Design and Construction of Solar Panel Cleaner

Abstract

This study presents an experimental evaluation of a motorized cleaning system designed to enhance the efficiency of Photovoltaic (PV) solar panels by removing surface dust and contaminants. The system comprises a mechanical unit that traverses the panel's length, driven by a coordinated arrangement of motors, gears, and belts. Its operation is controlled by a timing mechanism that ensures synchronized back-and-forth motion of a dry-cleaning brush. The primary objective is to assess the system's effectiveness in improving panel output, energy efficiency, and operational reliability. Five experimental runs were conducted on a dust-covered solar panel under stable environmental conditions.

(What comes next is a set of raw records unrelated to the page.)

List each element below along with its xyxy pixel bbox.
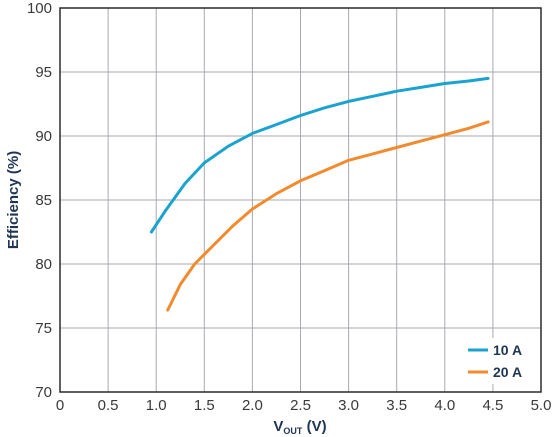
x-tick-label: 1.5 (194, 397, 215, 414)
y-tick-label: 90 (35, 128, 52, 145)
x-axis-title-subscript: OUT (283, 426, 303, 436)
x-tick-label: 2.5 (290, 397, 311, 414)
x-axis-title-unit: (V) (302, 418, 326, 435)
x-tick-label: 4.5 (482, 397, 503, 414)
x-axis-title: VOUT (V) (273, 418, 326, 436)
y-tick-label: 85 (35, 192, 52, 209)
x-tick-label: 0 (56, 397, 64, 414)
x-axis-title-main: V (273, 418, 283, 435)
x-tick-label: 4.0 (434, 397, 455, 414)
legend-background (460, 338, 540, 384)
y-tick-label: 70 (35, 384, 52, 401)
x-tick-label: 5.0 (531, 397, 552, 414)
x-tick-label: 3.0 (338, 397, 359, 414)
y-tick-labels: 70 75 80 85 90 95 100 (27, 0, 52, 401)
series-lines (149, 76, 490, 312)
x-tick-label: 0.5 (98, 397, 119, 414)
y-tick-label: 75 (35, 320, 52, 337)
y-tick-label: 100 (27, 0, 52, 17)
legend-label-10a: 10 A (493, 342, 522, 358)
plot-frame (59, 7, 542, 393)
legend-label-20a: 20 A (493, 364, 522, 380)
legend: 10 A 20 A (460, 338, 540, 384)
x-tick-label: 3.5 (386, 397, 407, 414)
y-axis-title: Efficiency (%) (5, 151, 22, 249)
series-line-10a (149, 76, 490, 234)
y-tick-label: 95 (35, 64, 52, 81)
x-tick-label: 1.0 (146, 397, 167, 414)
x-tick-labels: 0 0.5 1.0 1.5 2.0 2.5 3.0 3.5 4.0 4.5 5.0 (56, 397, 552, 414)
grid-lines (60, 8, 541, 392)
y-tick-label: 80 (35, 256, 52, 273)
x-tick-label: 2.0 (242, 397, 263, 414)
series-line-20a (166, 120, 490, 312)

Key performance indicators included cleaning duration, energy consumed by the system, and solar output before and after cleaning. Results show an average cleaning time of 60.4 seconds per cycle and an energy consumption of 2.1 Wh. The panel's power output increased from an average of 180 W before cleaning to 200 W after cleaning, marking an approximate 11% efficiency gain. This improvement significantly exceeded the operational energy cost, confirming the system's high energy efficiency. The gear- and belt-driven mechanism enabled consistent and uniform brush movement, ensuring effective cleaning while minimizing the risk of surface abrasion. Its dry-cleaning approach makes it particularly suitable for arid regions where water use is limited or impractical. The system demonstrated reliable and repeatable performance across all test runs. In conclusion, the motorized cleaning system offers a practical and energy-efficient solution for maintaining solar panel performance. It is cost-effective, autonomous, and well-suited for integration into larger PV installations. Further research is recommended to evaluate its long-term durability, adaptability to different panel configurations, and potential integration with smart monitoring and control technologies.